The picture of dolls carrying corpses that popped up on Reddit late last month—that’s right: someone put this display in their yard in September at the latest, getting the jump on Halloween—is so brilliant I don’t know where to start with it. Of course it’s creepy and disturbing but then dolls are creepy and disturbing already. So many have the uncanny valley thing going on and I remember being seriously unsettled by those dolls whose eyes pop open when they sit up and close when they lie down because I couldn’t stop thinking, do they die if they never sit up again? And I thought that might not be so bad if it meant not looking into those cold, lifeless eyes ever again.
Maybe that’s why scary dolls are a horror film cliché, from 1929’s The Great Gabbo through The Twilight Zone‘s Talky Tina, who still creeps me out as an adult because she looks like one of those dead-eyed dolls from my childhood, up through Chucky and Annabelle.
All of them, I think, owe a little something to the original scary doll story. If you’re only familiar with Disney’s Pinocchio it can’t prepare you for just how bonkers Carlo Collodi’s late 19th-century novel The Adventures of Pinocchio is. The two have more or less the same plot but the novel is darker and more rambling. Geppetto’s a poor woodcarver and decides he’ll make a little money by carving a puppet, but the block of wood he’s using is alive–it talks and bashes him in the legs before he even starts carving, which should have been a sign to throw that log in the fireplace. There’s a talking cricket but after Pinocchio smashes him with a hammer he comes back as a ghost and is then reincarnated, but never with a top hat or an umbrella. There’s also a fairy but she has blue hair–I guess that was too radical for the 1940s so Disney made her blonde with a blue dress. In the novel she first appears when Pinocchio is being chased through the woods by the Fox and the Cat, and does nothing while they throw a rope around his neck and leave him hanging from a tree. That was where Collodi planned to end the story, so be good kids and sleep well! Just remember–one wrong move and you’re dead!
Collodi was convinced to, ahem, finish the story and he more than doubled the length, including some scenes that made it to the film, like Pinocchio turning into a donkey and later, restored to his puppet self, being swallowed by The Terrible Dogfish–Disney turned it into a whale, referencing the story of Jonah which I guess they considered more believable–and scenes that didn’t, like Pinocchio being thrown in jail, working as a watchdog, and accidentally giving a dragon a heart attack.

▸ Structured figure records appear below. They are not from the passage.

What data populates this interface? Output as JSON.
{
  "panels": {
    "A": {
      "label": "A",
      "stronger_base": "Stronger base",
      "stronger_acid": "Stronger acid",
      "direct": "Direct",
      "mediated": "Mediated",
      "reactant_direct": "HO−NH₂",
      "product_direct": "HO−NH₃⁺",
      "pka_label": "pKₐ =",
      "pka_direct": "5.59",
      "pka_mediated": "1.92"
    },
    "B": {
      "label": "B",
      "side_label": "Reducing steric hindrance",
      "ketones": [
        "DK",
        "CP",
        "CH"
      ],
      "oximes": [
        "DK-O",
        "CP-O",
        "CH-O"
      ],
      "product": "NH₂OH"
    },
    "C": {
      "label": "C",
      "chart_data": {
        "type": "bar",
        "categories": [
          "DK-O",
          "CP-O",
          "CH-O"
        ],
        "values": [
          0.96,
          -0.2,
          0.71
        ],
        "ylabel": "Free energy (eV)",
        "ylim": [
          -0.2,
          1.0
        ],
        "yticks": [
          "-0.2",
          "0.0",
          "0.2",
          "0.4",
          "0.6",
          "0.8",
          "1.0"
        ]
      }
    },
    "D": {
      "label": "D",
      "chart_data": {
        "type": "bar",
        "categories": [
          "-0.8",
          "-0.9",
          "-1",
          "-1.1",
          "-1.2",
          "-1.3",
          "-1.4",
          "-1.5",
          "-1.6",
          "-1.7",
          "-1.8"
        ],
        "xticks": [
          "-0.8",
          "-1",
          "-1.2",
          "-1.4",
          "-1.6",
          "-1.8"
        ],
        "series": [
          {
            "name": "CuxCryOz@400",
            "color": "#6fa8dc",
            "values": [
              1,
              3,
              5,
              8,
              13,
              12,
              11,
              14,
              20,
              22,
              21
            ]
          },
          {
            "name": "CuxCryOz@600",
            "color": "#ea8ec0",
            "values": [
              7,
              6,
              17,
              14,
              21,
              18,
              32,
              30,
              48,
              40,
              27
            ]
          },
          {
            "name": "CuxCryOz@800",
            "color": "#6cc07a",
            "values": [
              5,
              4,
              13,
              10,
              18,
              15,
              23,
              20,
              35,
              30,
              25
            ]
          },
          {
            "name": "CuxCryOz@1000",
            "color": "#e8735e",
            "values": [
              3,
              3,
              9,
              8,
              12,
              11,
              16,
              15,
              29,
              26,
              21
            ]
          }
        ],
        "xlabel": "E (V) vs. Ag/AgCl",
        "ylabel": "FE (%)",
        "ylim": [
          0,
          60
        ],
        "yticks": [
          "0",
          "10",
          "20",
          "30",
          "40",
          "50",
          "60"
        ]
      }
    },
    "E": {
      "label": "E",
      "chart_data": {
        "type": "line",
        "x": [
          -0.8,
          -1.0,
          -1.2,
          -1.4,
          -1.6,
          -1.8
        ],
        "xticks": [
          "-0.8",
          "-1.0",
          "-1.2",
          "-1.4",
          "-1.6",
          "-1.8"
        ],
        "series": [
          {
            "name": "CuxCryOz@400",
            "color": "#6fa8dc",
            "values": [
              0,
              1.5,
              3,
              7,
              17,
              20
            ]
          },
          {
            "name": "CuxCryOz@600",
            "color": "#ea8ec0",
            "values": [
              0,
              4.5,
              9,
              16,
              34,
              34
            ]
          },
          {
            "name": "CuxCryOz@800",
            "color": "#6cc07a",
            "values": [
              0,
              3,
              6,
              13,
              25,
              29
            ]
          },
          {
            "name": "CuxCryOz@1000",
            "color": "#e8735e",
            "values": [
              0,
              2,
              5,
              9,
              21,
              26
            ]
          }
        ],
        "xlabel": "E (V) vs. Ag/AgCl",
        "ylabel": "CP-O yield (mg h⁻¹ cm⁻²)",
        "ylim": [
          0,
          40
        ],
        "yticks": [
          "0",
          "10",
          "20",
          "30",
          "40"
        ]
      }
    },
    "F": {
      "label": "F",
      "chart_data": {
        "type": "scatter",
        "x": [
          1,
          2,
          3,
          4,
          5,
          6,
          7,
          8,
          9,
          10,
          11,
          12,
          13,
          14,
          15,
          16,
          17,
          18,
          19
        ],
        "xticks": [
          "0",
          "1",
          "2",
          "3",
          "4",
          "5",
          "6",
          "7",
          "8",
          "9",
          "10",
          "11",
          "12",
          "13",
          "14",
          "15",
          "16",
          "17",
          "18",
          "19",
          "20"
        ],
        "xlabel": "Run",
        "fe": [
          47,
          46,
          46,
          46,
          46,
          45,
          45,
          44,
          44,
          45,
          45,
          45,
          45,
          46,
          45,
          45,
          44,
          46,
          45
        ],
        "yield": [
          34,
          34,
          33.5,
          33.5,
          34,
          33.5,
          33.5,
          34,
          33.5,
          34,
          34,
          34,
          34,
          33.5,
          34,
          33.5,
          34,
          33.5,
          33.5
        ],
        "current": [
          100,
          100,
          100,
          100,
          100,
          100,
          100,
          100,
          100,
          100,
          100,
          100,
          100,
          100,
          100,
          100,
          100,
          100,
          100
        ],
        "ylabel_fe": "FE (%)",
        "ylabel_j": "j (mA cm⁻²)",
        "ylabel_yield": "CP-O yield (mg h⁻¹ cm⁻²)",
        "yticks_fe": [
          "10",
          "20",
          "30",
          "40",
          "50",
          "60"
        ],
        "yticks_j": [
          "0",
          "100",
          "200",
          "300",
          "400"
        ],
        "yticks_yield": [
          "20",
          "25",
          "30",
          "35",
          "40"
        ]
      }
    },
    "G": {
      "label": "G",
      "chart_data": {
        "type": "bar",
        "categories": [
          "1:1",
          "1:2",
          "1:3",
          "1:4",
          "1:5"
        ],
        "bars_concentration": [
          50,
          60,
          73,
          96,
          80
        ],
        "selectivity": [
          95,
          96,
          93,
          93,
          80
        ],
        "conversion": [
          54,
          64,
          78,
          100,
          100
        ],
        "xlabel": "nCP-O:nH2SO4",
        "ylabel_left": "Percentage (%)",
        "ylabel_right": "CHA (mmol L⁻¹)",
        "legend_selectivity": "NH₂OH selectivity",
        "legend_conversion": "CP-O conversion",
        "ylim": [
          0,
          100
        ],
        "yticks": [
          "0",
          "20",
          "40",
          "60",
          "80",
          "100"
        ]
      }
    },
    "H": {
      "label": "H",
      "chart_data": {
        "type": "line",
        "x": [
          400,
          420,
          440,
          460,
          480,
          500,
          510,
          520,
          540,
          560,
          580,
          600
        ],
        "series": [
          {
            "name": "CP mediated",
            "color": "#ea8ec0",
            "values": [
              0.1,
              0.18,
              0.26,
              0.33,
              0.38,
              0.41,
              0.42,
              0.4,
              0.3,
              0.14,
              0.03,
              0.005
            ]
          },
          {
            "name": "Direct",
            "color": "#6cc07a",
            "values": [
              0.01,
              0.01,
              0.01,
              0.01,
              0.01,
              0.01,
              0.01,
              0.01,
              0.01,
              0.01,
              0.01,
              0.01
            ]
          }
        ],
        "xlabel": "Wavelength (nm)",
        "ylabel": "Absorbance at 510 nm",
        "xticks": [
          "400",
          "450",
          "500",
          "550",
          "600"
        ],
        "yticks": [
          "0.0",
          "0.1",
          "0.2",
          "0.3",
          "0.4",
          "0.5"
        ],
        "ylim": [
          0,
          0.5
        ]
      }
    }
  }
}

It all ends happily, of course, with Pinocchio, through hard work and concern for others finally becoming a real boy. Is that a happy ending, though? He’s been through about three years of pretty demented adventures without ever getting older, but as a real boy he’s going to grow old and eventually die. That’ll probably keep him up at night.
My baby sitter read “The Adventures of Pinocchio” to me when I was really young, Chris, which probably explains a lot. Also, whenever I’m watching “Antiques Road Show” and somebody has brought in a doll for appraisal, Michael will walk in, exclaim “Another creepy doll!” and keep on walking.
ANN J KOPLOW recently posted…Day 2884: Deep inner feelings
There’s something wonderful about having a babysitter who read you “The Adventures of Pinocchio”, the original, in its bizarre glory. And it does explain a lot. It explains how you because such an intelligent, funny adult.
Holy crap! If my neighbor had that display I would seriously think about moving..
Uber creepy!!!
?
Hey, you know how when a serial killer is found to be living in a neighborhood his neighbors are always surprised and describe him as “quiet and unassuming”? If your neighbor put up a display of creepy dolls you could be pretty sure they were nice safe people.
That is quite possibly the creepiest thing I’ve seen in a long time but I admire the determination of the person who sourced out that many dolls just for the display!
Collecting that many dolls just for a creepy yard display really did take some dedication. I’m so creeped out by dolls I wouldn’t be able to have half that many in the house.